Xu Lina, the marketing and overseas agent sales manager for Sanya Downtown Duty Free Store Co Ltd, said cosmetics and perfumes are the main draws at the store.
"But we added men’s outfits and watches in March. Big luxury names including Tiffany and Cartier also arrived this September," Xu said. "In total, we have around 80 to 90 high-end and medium-end international fashion brands available. But new brands are coming in."
The store belongs to the only State-owned duty-free group in China, the China Duty Free Group Co Ltd. Japanese hair care and cosmetics producer Shiseido Co Ltd opened a counter at Sanya’s duty-free store this March. A representative from the fourth-largest cosmetics company in the world by sales volume said it had faith in the potential for Hainan’s duty-free zone, even though the new policy might only apply to China’s domestic customers starting from next year.
Knowing that a majority of Sanya’s tourists are Chinese who are pinning their hopes on the upcoming duty-free policy, China Duty Free invested in another 250,000-sq-m shopping center in the Haitang Bay, 30 kilometers to the east of Sanya.
"The concept is different over there," said Xu. "With a venue of 250,000 sq m, it’s going to be an integrated project with not only duty-free shops, but also restaurants and other entertainment facilities.
"Our product prices are on average 15 to 35 percent lower than those in the city’s major shops, depending upon in which categories they fall.
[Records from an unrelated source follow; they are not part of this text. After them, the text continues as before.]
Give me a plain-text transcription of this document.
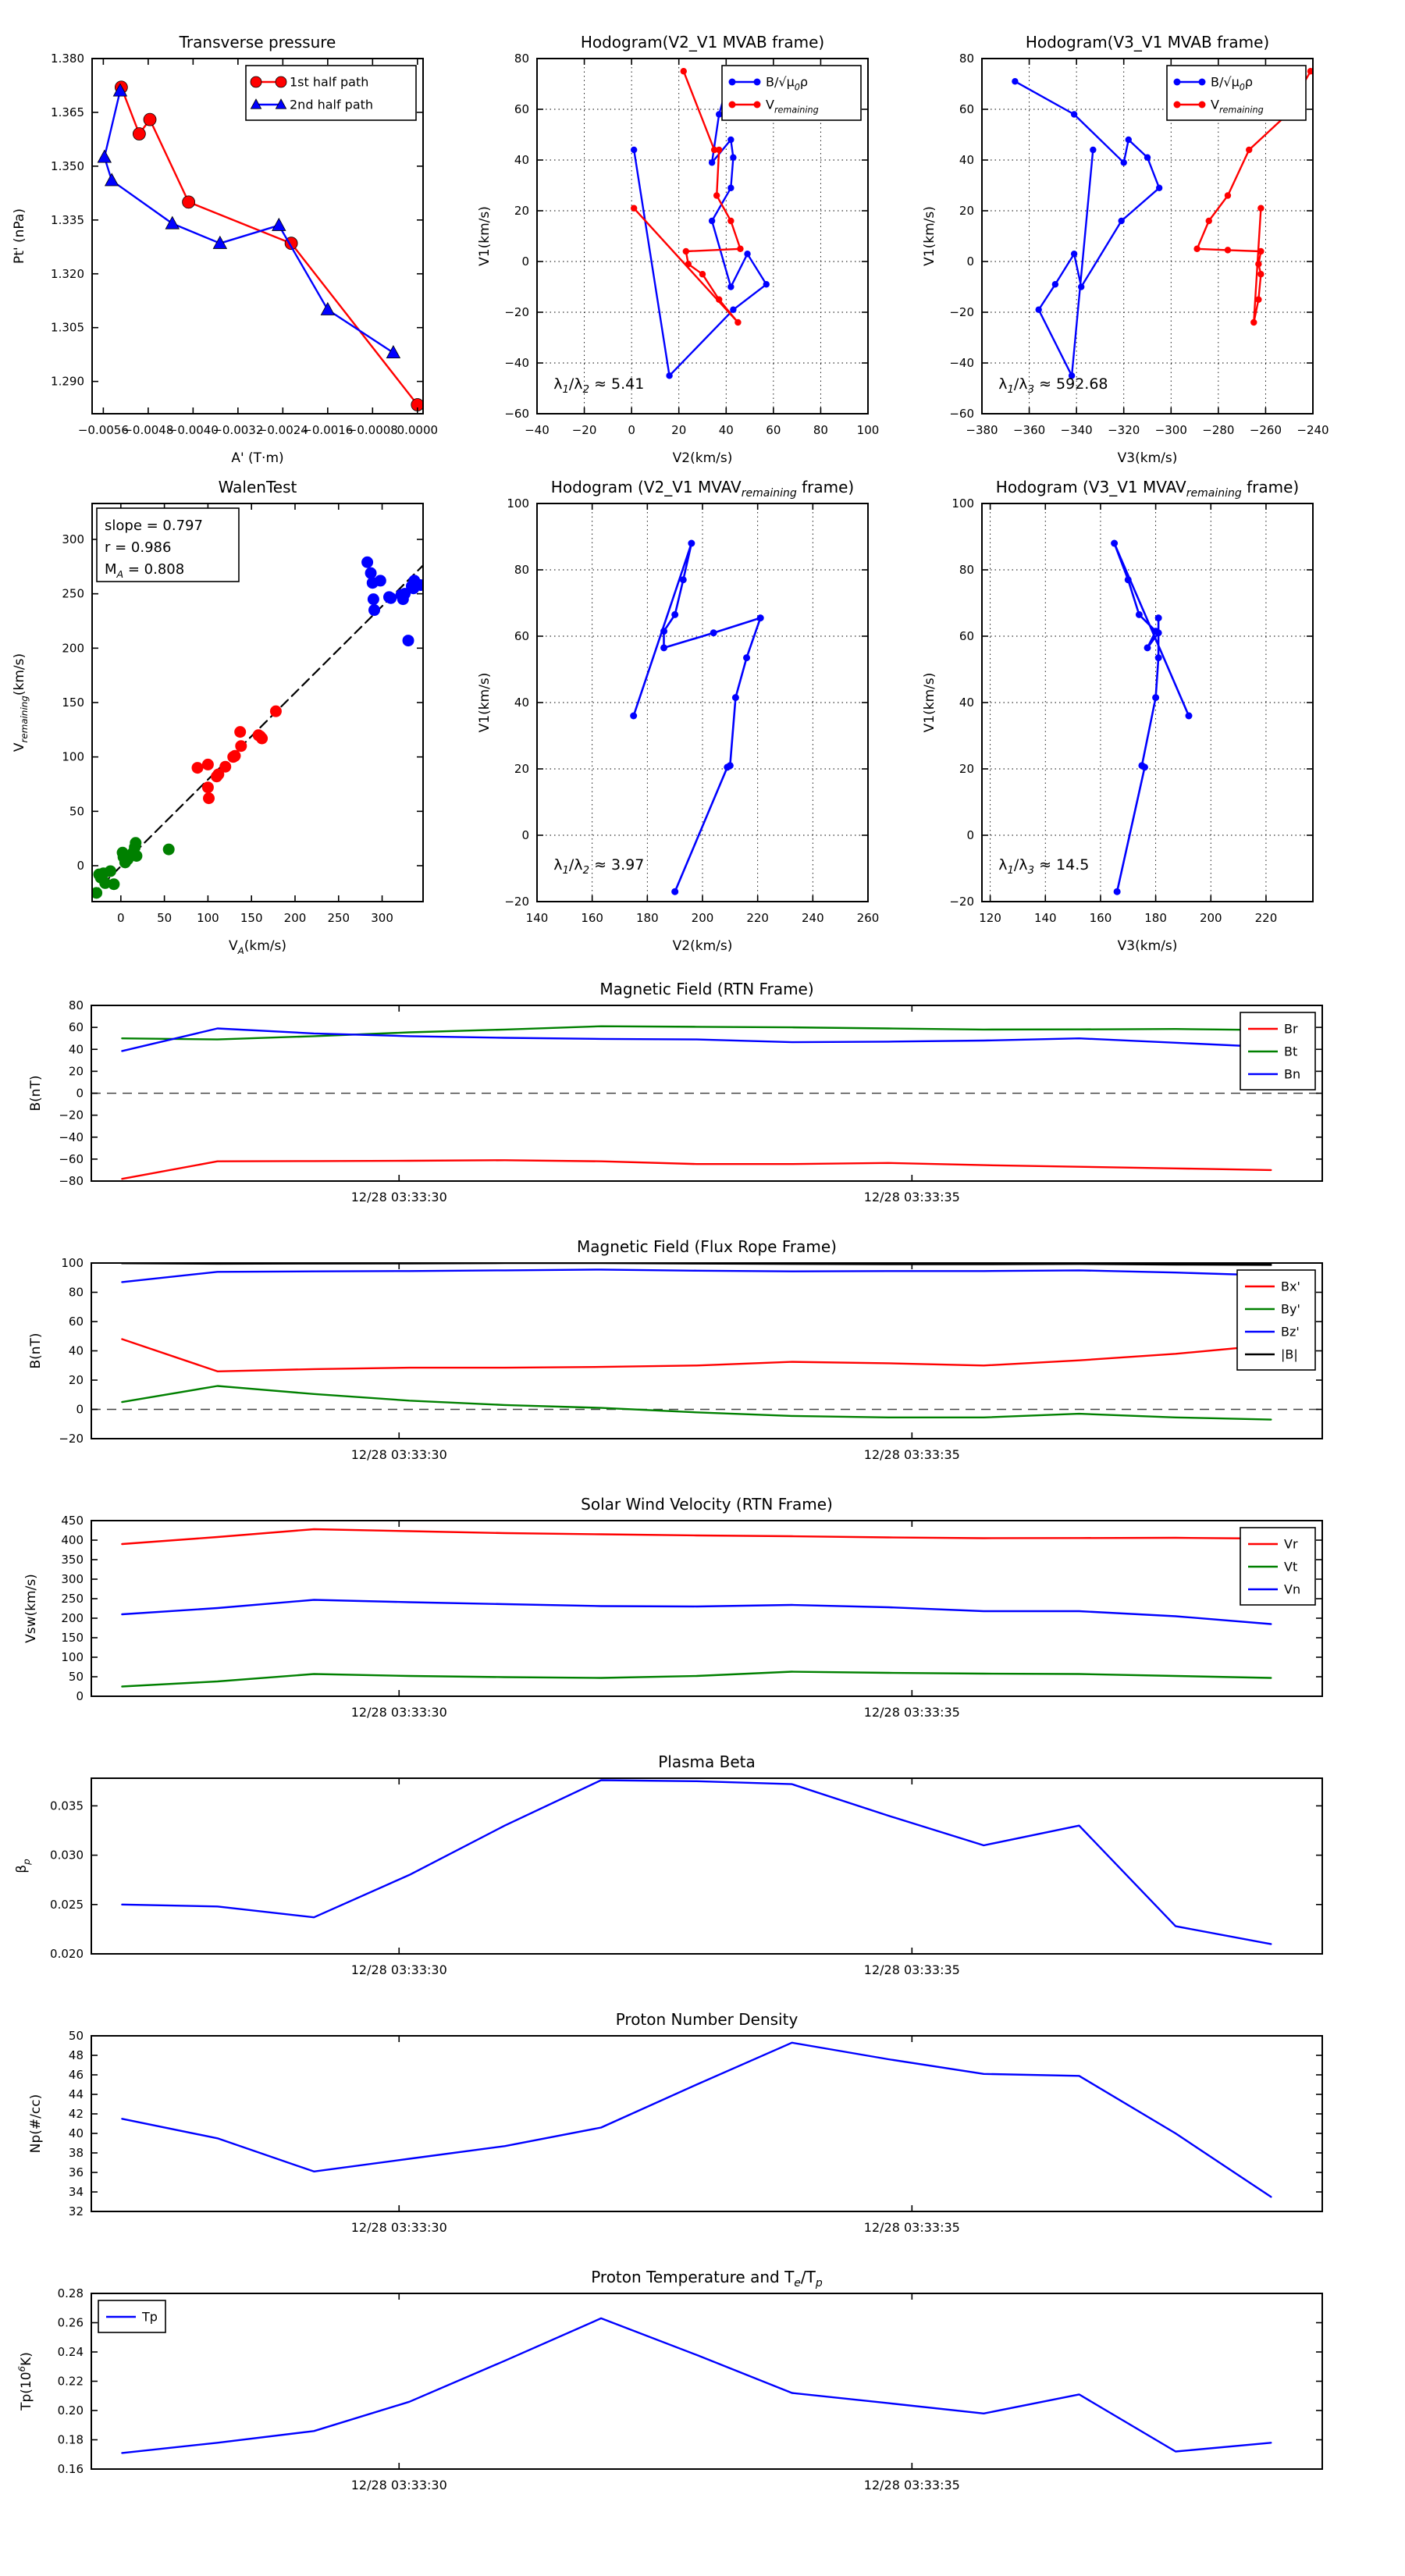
−0.0056
−0.0048
−0.0040
−0.0032
−0.0024
−0.0016
−0.0008
0.0000
1.290
1.305
1.320
1.335
1.350
1.365
1.380
Transverse pressure
A' (T·m)
Pt' (nPa)
1st half path
2nd half path
−40 −20	0	20	40	60	80 100
−60
−40
−20
0
20
40
60
80
Hodogram(V2_V1 MVAB frame)
V2(km/s)
V1(km/s)
$B/√\mu_0\rho$
$V_{remaining}$
$\lambda_1/\lambda_2 \approx 5.41$
−380 −360 −340 −320 −300 −280 −260 −240
−60
−40
−20
0
20
40
60
80
Hodogram(V3_V1 MVAB frame)
V3(km/s)
V1(km/s)
$B/√\mu_0\rho$
$V_{remaining}$
$\lambda_1/\lambda_3 \approx 592.68$
0	50 100 150 200 250 300
0
50
100
150
200
250
300
WalenTest
$V_A(km/s)$
$V_{remaining}(km/s)$
slope = 0.797
r = 0.986
$M_A = 0.808$
140	160	180	200	220	240	260
−20
0
20
40
60
80
100
Hodogram (V2_V1 $MVAV_{remaining}$ frame)
V2(km/s)
V1(km/s)
$\lambda_1/\lambda_2 \approx 3.97$
120	140	160	180	200	220
−20
0
20
40
60
80
100
Hodogram (V3_V1 $MVAV_{remaining}$ frame)
V3(km/s)
V1(km/s)
$\lambda_1/\lambda_3 \approx 14.5$
12/28 03:33:30	12/28 03:33:35
−80
−60
−40
−20
0
20
40
60
80
Magnetic Field (RTN Frame)
B(nT)
Br
Bt
Bn
12/28 03:33:30	12/28 03:33:35
−20
0
20
40
60
80
100
Magnetic Field (Flux Rope Frame)
B(nT)
Bx'
By'
Bz'
|B|
12/28 03:33:30	12/28 03:33:35
0
50
100
150
200
250
300
350
400
450
Solar Wind Velocity (RTN Frame)
Vsw(km/s)
Vr
Vt
Vn
12/28 03:33:30	12/28 03:33:35
0.020
0.025
0.030
0.035
Plasma Beta
$\beta_p$
12/28 03:33:30	12/28 03:33:35
32
34
36
38
40
42
44
46
48
50
Proton Number Density
Np(#/cc)
12/28 03:33:30	12/28 03:33:35
0.16
0.18
0.20
0.22
0.24
0.26
0.28
Proton Temperature and $T_e/T_p$
$Tp(10^6K)$
Tp
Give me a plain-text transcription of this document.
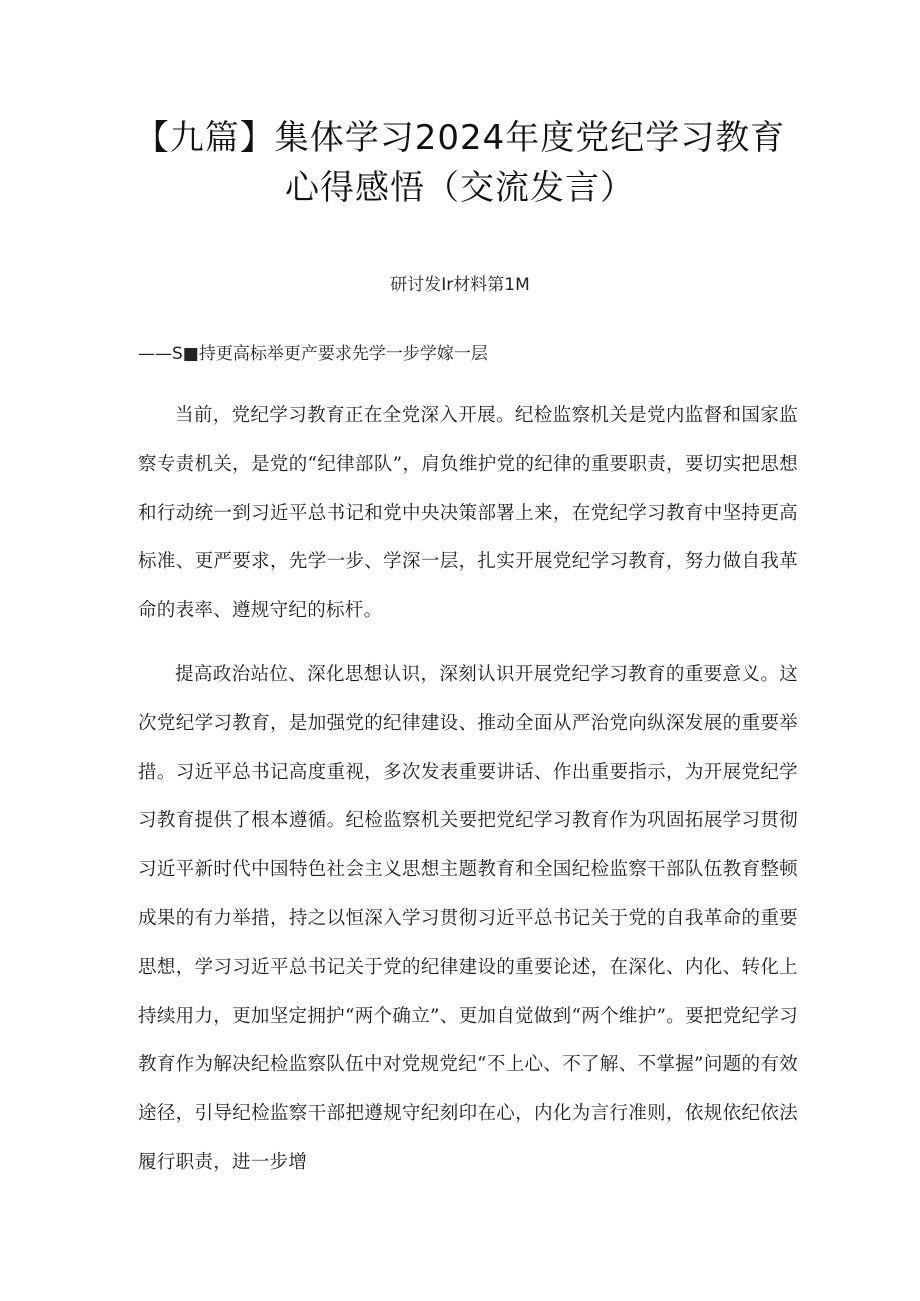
【九篇】集体学习2024年度党纪学习教育
心得感悟（交流发言）
研讨发Ir材料第1M
——S■持更高标举更产要求先学一步学嫁一层

当前，党纪学习教育正在全党深入开展。纪检监察机关是党内监督和国家监察专责机关，是党的“纪律部队”，肩负维护党的纪律的重要职责，要切实把思想和行动统一到习近平总书记和党中央决策部署上来，在党纪学习教育中坚持更高标准、更严要求，先学一步、学深一层，扎实开展党纪学习教育，努力做自我革命的表率、遵规守纪的标杆。

提高政治站位、深化思想认识，深刻认识开展党纪学习教育的重要意义。这次党纪学习教育，是加强党的纪律建设、推动全面从严治党向纵深发展的重要举措。习近平总书记高度重视，多次发表重要讲话、作出重要指示，为开展党纪学习教育提供了根本遵循。纪检监察机关要把党纪学习教育作为巩固拓展学习贯彻习近平新时代中国特色社会主义思想主题教育和全国纪检监察干部队伍教育整顿成果的有力举措，持之以恒深入学习贯彻习近平总书记关于党的自我革命的重要思想，学习习近平总书记关于党的纪律建设的重要论述，在深化、内化、转化上持续用力，更加坚定拥护“两个确立”、更加自觉做到“两个维护”。要把党纪学习教育作为解决纪检监察队伍中对党规党纪“不上心、不了解、不掌握”问题的有效途径，引导纪检监察干部把遵规守纪刻印在心，内化为言行准则，依规依纪依法履行职责，进一步增
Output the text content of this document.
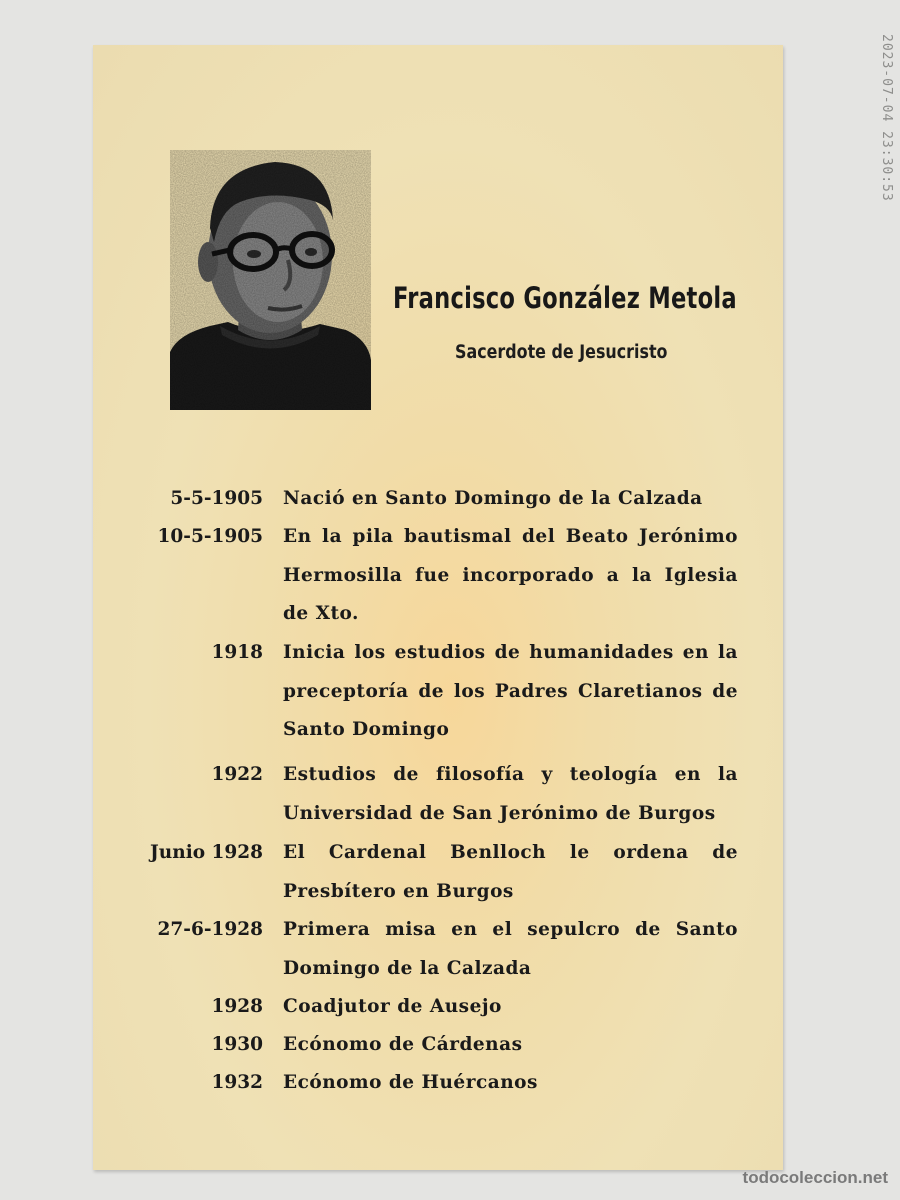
2023-07-04 23:30:53
Francisco González Metola
Sacerdote de Jesucristo
5-5-1905 Nació en Santo Domingo de la Calzada
10-5-1905 En la pila bautismal del Beato Jerónimo Hermosilla fue incorporado a la Iglesia de Xto.
1918 Inicia los estudios de humanidades en la preceptoría de los Padres Claretianos de Santo Domingo
1922 Estudios de filosofía y teología en la Universidad de San Jerónimo de Burgos
Junio 1928 El Cardenal Benlloch le ordena de Presbítero en Burgos
27-6-1928 Primera misa en el sepulcro de Santo Domingo de la Calzada
1928 Coadjutor de Ausejo
1930 Ecónomo de Cárdenas
1932 Ecónomo de Huércanos
todocoleccion.net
They’re almost equal to a similar store in Hong Kong."
The downtown store looks no different from many overseas shops and sells a range of imported goods such as leather bags, accessories and watches. Farrel Yi, from Taiwan, spent more than two years working in Sanya. Although she is eligible for the duty-free policy, she found the shopping experience inconvenient.
"I cannot pick up what I paid for in the shop," Yi said. "I can only receive them at the boarding gate of the airport."
An executive from China Duty Free’s marketing team, who refused to give his name, said Yi’s complaint revealed that Chinese shoppers are naive when it comes to duty-free purchases.
"Duty-free is a very special industry," he said. "Europeans and Americans are familiar with picking goods up at the airport. However, the Chinese are so used to ‘cash and carry’ that we have to explain to them over and over. They worry not only about fraud but also about their goods breaking on the way to the airport. It’s an international convention. The concept is rather new, especially for Chinese. It’s nothing they would experience in their daily lives unless they go abroad."
Duty-free commodities are exempted from import duty, import linkage excise tax and import linkage value-added tax. They are not only available at airports, but also on flights, at borders, on ocean-bound ships, at ferry terminals, at railway stations and in downtown duty-free shops.
China Duty Free was established in 1984 as the only State-owned enterprise specializing in duty-free business and now has more than 200 outlets in 29 provinces, municipalities and autonomous regions in China.
According to the Hainan department of commerce, all duty-free outlets in the province have to be run by China Duty Free.
"We’d like to attract both domestic and foreign investors if possible so that the service and competitive power of the industry are guaranteed," said a department spokesperson.
Hainan’s tourist market is expected to grow dramatically. Hainan is expected by Chinese officials to become a global tropical island resort destination by 2020, and the tourism industry in the province is expected to contribute 12 percent to gross domestic product by that time.
The major local airline, Hainan Airlines, increased the number of its domestic flights to Sanya by 25 percent from this summer to winter.
"Now we have around 84 flights heading to Sanya from all around China every week," said Tan Hui, spokesman for Hainan Airlines. "New routes from Urumqi, Lanzhou, Changsha and Wuhan (to Sanya) are expected in the future. Some of them will have an in-flight duty-free service."